In most published trials, investigators indicated that data would be made available upon request, with timelines for such inquiries varying from immediately following publication to one year after findings were disseminated. While some trials have shared de-identified individual patient data, most trials have not yet made such data available [29]. Timely and robust data sharing is critical to ensuring that the efforts of both patients and investigators is sufficiently leveraged to yield potential health benefits, provide real-time guidance, and facilitate collaboration within the scientific community [22,23]. Clinical trial protocols with robust and rapid data sharing are particularly warranted in this time of global health crisis. Our results highlight opportunities for enhanced data sharing across the scientific community. Such collaborations may advance our understanding of prevention and treatment of COVID-19, with rapid, real-world applications and meaningful implications for addressing the health, social, and economic burden of the virus [[30], [31], [32]].

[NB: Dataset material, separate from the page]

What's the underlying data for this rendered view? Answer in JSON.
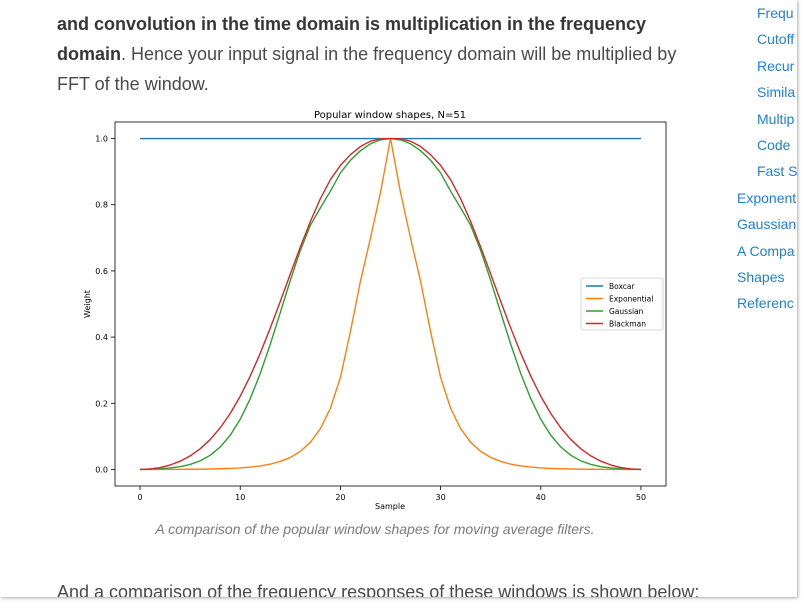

Our conclusions are based on a rigorous review of ongoing and completed trials in COVID-19, including systematic searches in international clinical registries, major medical literature databases, and pre-print repositories. The inclusion of pre-print publications afforded a more complete picture of COVID-19 trial reporting practices, as this acknowledges the delays inherent to publishing through a peer-reviewed process. As the evidence base for COVID-19 interventions continues to evolve, with new registered trials and completed trials reporting their findings, the conclusions drawn based on our review may change. However, we sought to provide a timely analysis of the early COVID-19 RCT research landscape to identify limitations and opportunities for individual researchers and the broader research community to improve reporting practices and enter into stronger, more effective collaborations.

Limitations

This study has several limitations. First, not all RCTs are necessarily registered and our review of the 178 trials was limited to the most recently updated data available in the respective registries. Second, the phases of the trials varied and due to the small sample, there was likely high heterogeneity in the 35 published trials. Third, given the early nature of this study, the majority of published evidence was from China, thus the included trials are not representative of the conduct of trials globally. Fourth, our search strategy included hand searching to supplement our database searches and this introduces subjectivity. However, we sought to address this with two independent reviewers. Finally, we used a limited time interval to examine clinical trials from 1 January 2020 to 1 June 2020, thus the included trials are not representative of all active trials studying COVID-19. However, the purpose of this interval was to allow us to examine and report on the early clinical trial practices in response to COVID-19.

Conclusions

The findings of our study highlight the limitations of the reporting and feasibility of COVID-19 randomized controlled trials. This systematic review provides guidance for future trials, including a need for more efficient reporting of clinical trial results, greater diversity of clinical trial patient settings, and robust data sharing practices for meaningful and rapid real-world application to the COVID-19 pandemic.

Funding

No funding was received for this study.

Contributors

AD, JJHP, and EJM conceptualized the study. AD, JJHP, MZ, NEZ, ZL, LD, GH, GS, SK, OH, KT, and EJM contributed to data curation; formal analysis; investigation; methodology; validation; visualization; and writing - review & editing. AD, JJHP, and MZ contributed to writing - original draft. JJHP, KT, and EJM provided project administration; resources; software; and supervision.

Declaration of Competing Interest

The authors do not have any competing interests.